The Cowboys declined to comment on Ross’ arrest. Information on an attorney for the third-year player wasn’t immediately available.

NHL

WINNIPEG, Manitoba (AP) — Winnipeg Jets forward Bryan Little remained hospitalized Wednesday, a day after being struck near the ear by a puck.

Little was skating behind the net midway through the third period in a 2-1 home loss to New Jersey when teammate Nikolaj Ehlers fired a rising slap shot from the point. The puck hit Little on his left side and he fell to the ice, putting his head in his hands as blood dripped.

The Jets said Wednesday that Little was taken to St. Boniface Hospital and needed 25-30 stitches to close a cut, then was transferred to the Health Sciences Centre’s neurological unit for further observation.

The team said the 31-year-old center was alert at all times and in good spirits Wednesday morning. Little has two goals and three assists in seven games after sitting out the first nine of the season because of a concussion.

COLLEGE FOOTBALL

ALBUQUERQUE, N.M. (AP) — The football game between Air Force and New Mexico scheduled for this weekend was postponed following the death of a Lobos defensive lineman.

Air Force will travel to New Mexico on Nov. 23 instead, the Mountain West said Wednesday.

New Mexico announced the death of 21-year-old Nahje Flowers on Tuesday. The university didn’t provide a cause or other circumstances. Flowers was from Los Angeles, where he played football at Dorsey High School. He had been at New Mexico since 2016.

This season, Flowers had 13 tackles and 1 1/2 sack.

In a release, Mountain West Commissioner Craig Thompson said the focus should be on “the family, friends and teammates who have been affected during this difficult time.”

SPORTS BETTING

DENVER (AP) — Colorado became the 19th U.S. state to legalize some form of sports betting as election officials tallied Wednesday a surprisingly close vote in which ballots for the measure narrowly surpassed “no” votes.

More than 1.3 million Coloradans voted Tuesday on Proposition DD, a bipartisan ballot measure crafted by lawmakers that legalizes sports betting next year and taxes it to fund a state water conservation plan.

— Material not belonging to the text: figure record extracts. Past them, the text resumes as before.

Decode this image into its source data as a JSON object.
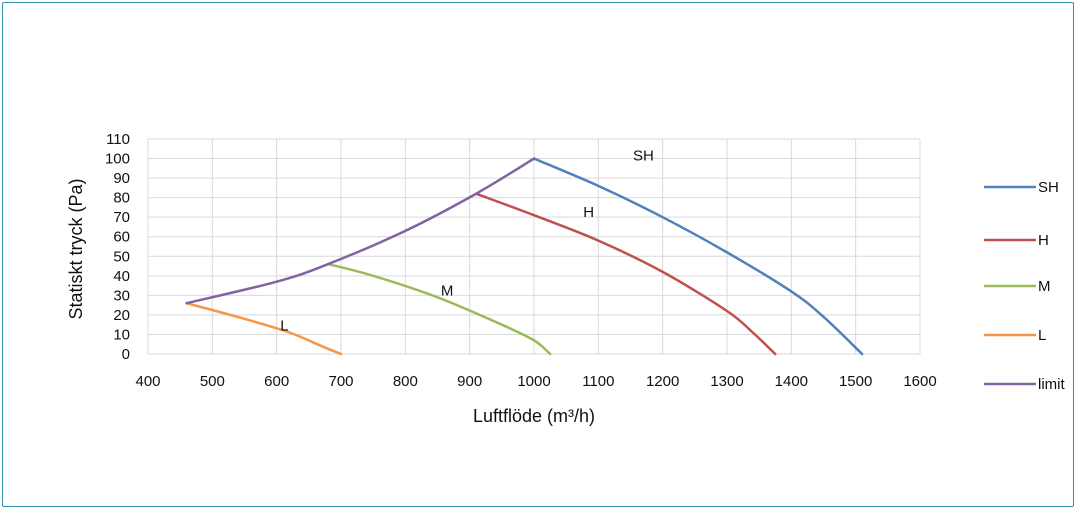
{
  "chart_data": {
    "type": "line",
    "title": "",
    "xlabel": "Luftflöde (m³/h)",
    "ylabel": "Statiskt tryck (Pa)",
    "xlim": [
      400,
      1600
    ],
    "ylim": [
      0,
      110
    ],
    "x_ticks": [
      400,
      500,
      600,
      700,
      800,
      900,
      1000,
      1100,
      1200,
      1300,
      1400,
      1500,
      1600
    ],
    "y_ticks": [
      0,
      10,
      20,
      30,
      40,
      50,
      60,
      70,
      80,
      90,
      100,
      110
    ],
    "grid": true,
    "legend_position": "right",
    "series": [
      {
        "name": "SH",
        "color": "#4f81bd",
        "points": [
          [
            1000,
            100
          ],
          [
            1100,
            86
          ],
          [
            1200,
            70
          ],
          [
            1300,
            52
          ],
          [
            1400,
            32
          ],
          [
            1450,
            19
          ],
          [
            1510,
            0
          ]
        ]
      },
      {
        "name": "H",
        "color": "#c0504d",
        "points": [
          [
            910,
            82
          ],
          [
            1000,
            71
          ],
          [
            1100,
            58
          ],
          [
            1200,
            42
          ],
          [
            1300,
            22
          ],
          [
            1340,
            11
          ],
          [
            1375,
            0
          ]
        ]
      },
      {
        "name": "M",
        "color": "#9bbb59",
        "points": [
          [
            680,
            46
          ],
          [
            750,
            40
          ],
          [
            850,
            29
          ],
          [
            950,
            15
          ],
          [
            1000,
            7
          ],
          [
            1025,
            0
          ]
        ]
      },
      {
        "name": "L",
        "color": "#f79646",
        "points": [
          [
            460,
            26
          ],
          [
            550,
            18
          ],
          [
            620,
            11
          ],
          [
            670,
            4
          ],
          [
            700,
            0
          ]
        ]
      },
      {
        "name": "limit",
        "color": "#8064a2",
        "points": [
          [
            460,
            26
          ],
          [
            600,
            37
          ],
          [
            680,
            46
          ],
          [
            800,
            63
          ],
          [
            910,
            82
          ],
          [
            1000,
            100
          ]
        ]
      }
    ],
    "annotations": [
      {
        "text": "SH",
        "x": 1170,
        "y": 99
      },
      {
        "text": "H",
        "x": 1085,
        "y": 70
      },
      {
        "text": "M",
        "x": 865,
        "y": 30
      },
      {
        "text": "L",
        "x": 612,
        "y": 12
      }
    ]
  }
}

It led by a 51%-49% margin mid-afternoon Wednesday, according to unofficial returns.

Legal sports betting has spread since New Jersey won a U.S. Supreme Court case in 2018 allowing all 50 states to offer it. But most states have generated limited tax revenue.

An Associated Press analysis showed that seven states that reported on sports betting revenue for the fiscal year that ended in June generated just $74 million in state taxes.

Starting next May, Colorado’s 33 casinos can offer in-person and online wagering on professional, collegiate, motor and Olympic sports.